Its all out of control and one wrong piece, one wrong move, exposes the frail man behind the curtain. And in all our vulnerability we puff up in anger at those that threaten the the small amount of power we think we might have. Or we hole up in seclusion to try to keep anymore hurt and pain out of our hearts and souls walking around fearful of the next loss, the next wound.

And then Satan feeds the lies: “no one cares about you, everyone is crazy you are right reacting the way you did, you are alone in the midst of a crowd of people, you have no hope.” And the hard part is part of the lie (like all his lies) are true. We are crazy broken human beings who keep fighting for control of our own Kingdoms that leave us alone and lacking and hopeless….and leaving us vulnerable.

And so if you are like me with your throat lumps feeling vulnerable and out of control let me encourage you with a text that is so timely that I get to teach this week.

Rejoice in the Lord always. I will say it again: Rejoice! Let your graciousness be known to everyone. The Lord is near. Don’t worry about anything, but in everything, through prayer and petition with thanksgiving, let your requests be made known to God.And the peace of God, which surpasses every thought, will guard your hearts and minds in Christ Jesus. – Philippians 4:4-7

Remember my Friend:
1.) Be gracious to everyone. We are ALL vulnerable behind the smiles and to do lists.
2.) You aren’t alone. He is near.
3.) Everything In Prayer. Every.Eingle.Thing pour out to Him in prayer. The negative pregnancy test again, the hurt from a friend, the fear of brash and broken leaders, the risk with no seeming reward, the longing that is never filled. All of it, pour it out to Him.
4.) Peace for your head and your heart.

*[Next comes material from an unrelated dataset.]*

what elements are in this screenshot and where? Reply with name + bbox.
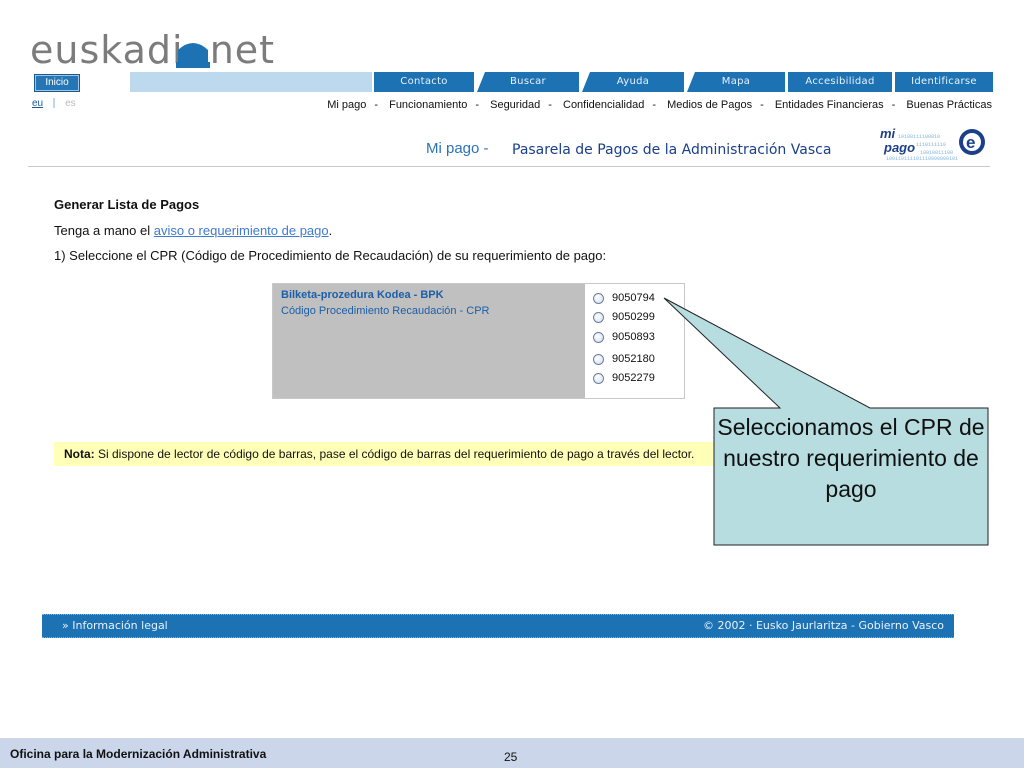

Worry is a mind game that will choke the life and joy out of you. Continually lay it down in prayer and find hope in His peace.

On the days, weeks, maybe even years of continual throat lumps and running from vulnerability it shows us that we really are raw and exposed with little control of our lives. And in those moments with tear filled eyes it pushes us to pray, to seek, to ask, to lay down. So as you shed tears his week, before you speak the harsh word because you are really just scared of unknowns, as you go about your day and randomly feel that rising up and sting of this world’s brokenness of your own weakness in the midst of a crazy broken planet…….

Be Gracious. Choose Joy. Pray for Peace. Guard your heart and minds.

 



3 Responses

  1. Jenny says:

    You are such a blessing!
    Thanks for the reminder.

    I’ve had the phrase “Wake up the Saint” in my head for weeks. Sometimes the grief gets to me for others and my own brokenness. But God is greater, and He always… ALWAYS, reminds of us it and in such a loving manner.

    Good for us, to go through this process. His timing, and His plan.

    Jenny

  2. Daniela says:

    Your words of vulnerability so described me these past few months… and your encouraging words to “Be Gracious. Choose Joy. Pray for peace.”, are so fitting, especially on a day like today… thank you!! X

  3. Rebecca L Rogers says:

    I just wanted to say thank you for your words, it has truly resonated in my head. Since moving to San Antonio feeling alone has been a huge struggle even though I am surrounded by the kids and Rod. Thank you for reminding me that even in my darkest days he is there and is my light!